The output from the first block is 10841. This stays consistent.

If you run the second block one time you get 10780 and 61.

If you run it a second time you get 10779
1 and
[['あなカレ【BL】無料ゲーム', 'FAMILY', '4.7', '6073', '8.5M', '100,000+', 'Free', '0', 'Mature 17+', 'Simulation', 'February 25, 2018', '4.2.2', '2.3 and up']]

Why am I not catching this row the first time? I’m having a similar problem in the attached notebook (it takes multiple loops to stop changing), except there I’m also running a loop to catch

for row in android_data:
    if row[6] != 'Free':
        android_data.remove(row)

and it runs multiple times before the data set stops changing. There may be entirely different reasons but it seems like the same behavior.

App Downloads Project.ipynb (25.1 KB)

googleplaystore.csv (1.3 MB)

AppleStore.csv (708.8 KB)

Click here to view the jupyter notebook file in a new tab

1 Like

You are removing rows from android_data while you iterate over it. So, at each iteration of your for loop, your android_data changes. So the more number of times you run that loop, the more it will change. Which then impacts your special_character_android list as well.

For example, if you have a simple list a = [1, 2, 3, 4] and you loop over that list where you print each number, but you also remove a number from the list at each iteration

a = [1, 2, 3, 4]

for item in a:
   print(item)
   a.remove(item)
   
print(a)

What do you think will be the output of the above? Once you think of the output, run the code and see if it matches with what you thought or not.

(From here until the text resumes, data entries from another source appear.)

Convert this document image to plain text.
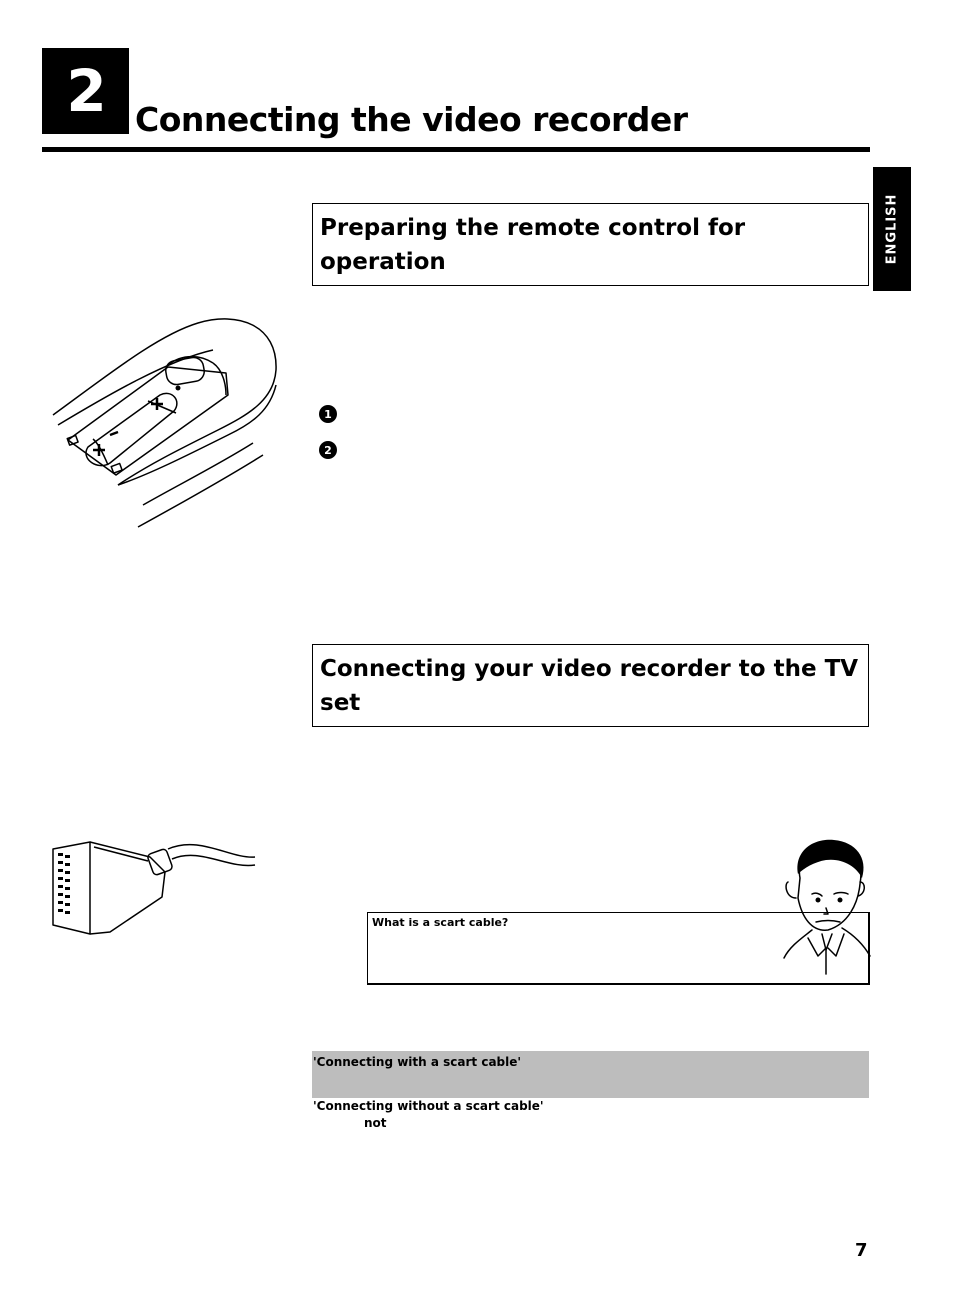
2 Connecting the video recorder
ENGLISH
Preparing the remote control for operation
1
2
Connecting your video recorder to the TV set
What is a scart cable?
'Connecting with a scart cable'
'Connecting without a scart cable'
not
7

Something similar happens in your code when you remove rows from android_data as you iterate through them.

1 Like

I ran this in Pythontutor and see how i lose the value/index relationship. And tuples are immutable, so I suppose I have to build a new list or maybe use list comprehension or something.

Thanks!

1 Like
a = [1, 2, 4, 6]

for item in a:
    if item % 2 == 0:
        a.remove(item)

and you keep 4 unintentionally. Thanks!!!

1 Like